Designing ParallelZone

Software runs on hardware. Hardware varies from computer to computer. And the available resources (cores, GPUs, RAM, etc.) of a computer vary with time. While these three statements may sound obvious, in order for high-performance software to perform its best, it needs to be aware of what hardware is available and what load that hardware is under. ParallelZone is a runtime designed to bridge the gap between our software and the current state of the computer it runs on. This page captures the original design process of ParallelZone. Keep in mind, this page is a snapshot in time and served as the basis for starting ParallelZone. We fully expect ParallelZone to evolve over time and become more than what is here.

What’s a Runtime?

Strictly speaking there are several different, but related, concepts which get labeled “runtime”. First, there is the runtime execution phase of a program, i.e., when the program is literally running (as opposed to say compile time, install time, etc.). Second, there is the runtime system which comprises the APIs that your software will use to interact with the operating system and hardware during the runtime phase. In many programming scenarios these APIs are several layers removed from the actual OS and hardware, i.e., you’re rarely directly using device intrinsics or calling OS-specific functions. Lastly, there is the runtime environment which is the state of the computer during the runtime phase. This includes things like environment variables and hardware devices.
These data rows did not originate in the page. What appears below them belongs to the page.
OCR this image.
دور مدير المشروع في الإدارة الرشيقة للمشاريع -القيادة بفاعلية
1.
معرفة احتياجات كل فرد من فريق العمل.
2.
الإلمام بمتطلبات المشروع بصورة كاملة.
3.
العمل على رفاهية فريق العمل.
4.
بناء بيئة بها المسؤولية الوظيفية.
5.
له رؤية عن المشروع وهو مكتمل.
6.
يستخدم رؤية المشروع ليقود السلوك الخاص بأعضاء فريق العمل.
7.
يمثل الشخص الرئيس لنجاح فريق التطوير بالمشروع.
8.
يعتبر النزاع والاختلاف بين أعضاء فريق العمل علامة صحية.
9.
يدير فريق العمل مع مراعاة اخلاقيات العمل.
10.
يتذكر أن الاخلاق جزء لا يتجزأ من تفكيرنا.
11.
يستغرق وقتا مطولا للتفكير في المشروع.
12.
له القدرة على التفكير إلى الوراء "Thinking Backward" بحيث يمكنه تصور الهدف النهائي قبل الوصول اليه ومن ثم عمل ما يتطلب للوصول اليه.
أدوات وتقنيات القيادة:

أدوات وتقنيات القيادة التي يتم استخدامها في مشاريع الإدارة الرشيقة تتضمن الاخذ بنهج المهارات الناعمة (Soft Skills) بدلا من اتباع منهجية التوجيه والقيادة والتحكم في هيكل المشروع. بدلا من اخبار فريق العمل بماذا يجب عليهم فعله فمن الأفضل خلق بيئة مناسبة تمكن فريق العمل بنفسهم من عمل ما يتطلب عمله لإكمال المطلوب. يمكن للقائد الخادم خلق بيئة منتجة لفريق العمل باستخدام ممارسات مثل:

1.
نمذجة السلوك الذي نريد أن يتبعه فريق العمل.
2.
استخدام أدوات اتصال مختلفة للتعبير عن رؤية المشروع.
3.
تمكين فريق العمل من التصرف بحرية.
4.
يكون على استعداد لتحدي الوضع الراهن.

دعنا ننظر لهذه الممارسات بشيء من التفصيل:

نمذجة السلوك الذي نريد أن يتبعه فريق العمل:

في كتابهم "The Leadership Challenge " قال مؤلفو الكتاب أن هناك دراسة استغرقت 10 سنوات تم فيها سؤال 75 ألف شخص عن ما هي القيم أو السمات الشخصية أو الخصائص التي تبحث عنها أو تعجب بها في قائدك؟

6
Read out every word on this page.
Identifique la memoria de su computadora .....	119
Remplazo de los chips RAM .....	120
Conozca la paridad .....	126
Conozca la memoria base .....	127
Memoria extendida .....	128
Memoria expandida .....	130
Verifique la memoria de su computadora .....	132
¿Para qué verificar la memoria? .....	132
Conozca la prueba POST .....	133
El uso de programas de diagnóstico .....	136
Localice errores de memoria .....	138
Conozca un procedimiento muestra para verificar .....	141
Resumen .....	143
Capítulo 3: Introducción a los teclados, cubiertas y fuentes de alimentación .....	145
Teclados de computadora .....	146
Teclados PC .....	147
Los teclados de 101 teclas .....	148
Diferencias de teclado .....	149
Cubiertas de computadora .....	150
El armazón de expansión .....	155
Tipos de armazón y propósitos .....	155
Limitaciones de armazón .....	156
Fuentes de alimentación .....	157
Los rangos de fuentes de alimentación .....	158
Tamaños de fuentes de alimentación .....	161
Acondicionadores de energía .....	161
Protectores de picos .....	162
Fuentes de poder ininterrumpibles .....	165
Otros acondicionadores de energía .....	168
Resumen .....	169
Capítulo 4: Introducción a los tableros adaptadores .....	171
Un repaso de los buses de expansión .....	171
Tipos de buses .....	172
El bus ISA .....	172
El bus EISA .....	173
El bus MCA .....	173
For simplicity we will continue to refer to ParallelZone as a runtime, but we really mean that it is a runtime system.

Why Do We Need a Runtime (System)?

By its very nature, high-performance computing (HPC) is focused on maximizing the performance of software. Inevitably, this requires a tighter coupling between the software and the specifics of the runtime environment. The runtime system provided by the C++ standard library notably lacks:

  • support for parallelism (C++11 started to correct this, but as of this writing even the most modern C++ standards do not cover GPUs or distributed parallelism),

  • hardware introspection,

  • serialization

Hence we will need a runtime system to provide minimally these features.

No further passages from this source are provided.